Lucy Westenra é a melhor amiga de Mina e a perda que desencadeia os eventos ingleses do romance. A transformação e morte de Lucy são os eventos mais dolorosos do romance para Mina, parcialmente porque ela não estava presente para muito disso, viajando para Jonathan, e parcialmente porque o que aconteceu com Lucy, a sedução lenta, a violação noturna, a destruição eventual, é um presságio do que Drácula planeja para Mina também.

Van Helsing reconhece as capacidades de Mina mais cedo e mais claramente do que qualquer outro no grupo. Seu respeito por ela é genuíno, o que o torna mais doloroso quando os homens coletivamente decidem mantê-la fora de seu planejamento “por sua proteção,” uma decisão que resulta em Drácula a encontrando sozinha.

Drácula é, depois de Jonathan, o relacionamento mais significativo em sua história.
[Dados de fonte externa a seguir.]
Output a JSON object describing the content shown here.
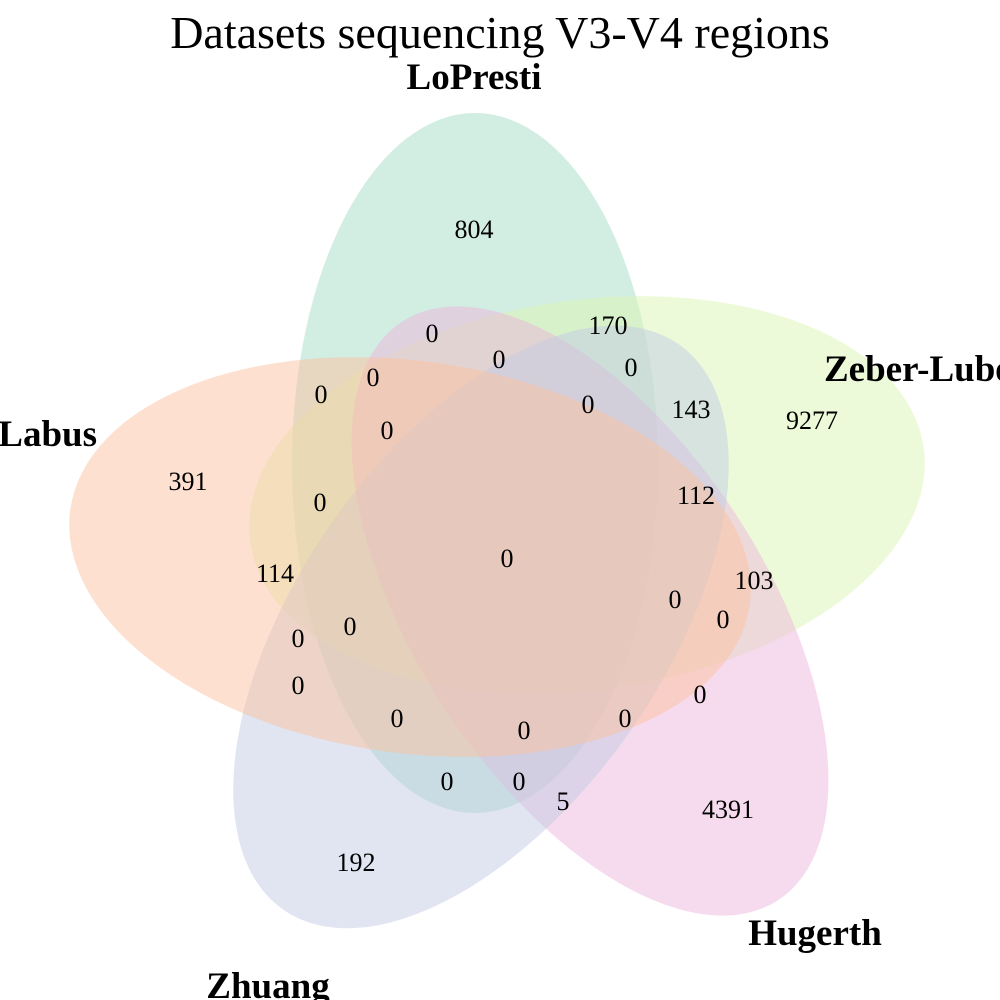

Ele a escolhe porque ela é excepcional. A conexão que ele força sobre ela é violação, mas também é reconhecimento de um tipo específico. Sua capacidade de usar a conexão contra ele é uma das reversões mais interessantes do romance.

O que Conversar com Mina

Na Novelium, Mina é o personagem em Drácula que pensou mais cuidadosamente sobre o que aconteceu e o que significou, tanto porque ela é organizada por temperamento e porque os eventos exigiram que ela pensasse claramente nas piores condições possíveis.

Pergunte-lhe sobre as noites durante as sessões de hipnose, como era realmente ter acesso à experiência sensória de Drácula. Não os detalhes clínicos. Como se sentia de dentro estar parcialmente em algum outro lugar.

Pergunte-lhe o que ela estava pensando durante as semanas quando os homens a excluíram de seu planejamento. Se ela entendia o raciocínio deles. Se ela estava brava. Se ela permitiu a si mesma estar brava.

Pergunte-lhe sobre Lucy. Sobre a textura particular de observar uma amiga próxima mudar e não entender o que estava mudando, e depois entender tarde demais.

Pergunte-lhe como ela decidiu confiar que ainda podia ser confiada, depois que Drácula a marcou. Como você sabe que sua própria mente é sua quando algo mais esteve dentro dela?

Pergunte-lhe o que ela acha que Drácula queria dela especificamente, além do óbvio. Ele a escolheu. Ela pensou sobre por quê.

Por Que Mina Muda os Leitores

Mina é o personagem em Drácula que não se encaixa no papel que lhe foi atribuído, e a lacuna entre o papel e a pessoa é onde a leitura mais interessante acontece.

Ela é supostamente a protegida, a inocente, o ideal doméstico que os homens estão lutando para preservar. Ela é todas essas coisas. Ela também é mais inteligente que a maioria deles, mais organizada que todos eles, e a pessoa mais responsável pela derrota de Drácula. O romance lhe dá essa centralidade enquanto também tenta dar o heroísmo final aos homens. A contradição é não resolvida e legível.

Leitoras mulheres, em particular, reconheceram em Mina uma experiência familiar: ser a pessoa mais capaz em um grupo que mesmo assim continua tratando você como a pessoa que precisa de proteção. Sua resposta a isso, que é continuar fazendo o trabalho e continuar sendo útil independentemente, ressoa através de um século e meio de uma maneira que Stoker provavelmente não intendeu completamente.

Ela também é o único personagem do romance a genuinamente encontrar Drácula de ambos os lados: como uma vítima que estava dentro de sua percepção e como uma agente que usou aquela percepção contra ele. Ninguém no romance o conhece tão bem quanto ela. Aquele conhecimento é dela.

Citações Famosas

“I have been thinking that it is not good that I keep this away from Jonathan. He has a right to know all. I shall tell him when he comes home.”

“We need have no secrets amongst us. We are all working to one end.”

“I am not afraid of being thought ‘the New Woman.’ I want to be of use to someone, truly and wholly of use.”

“No man knows till he has suffered from the night how sweet and dear to his heart and eye the morning can be.”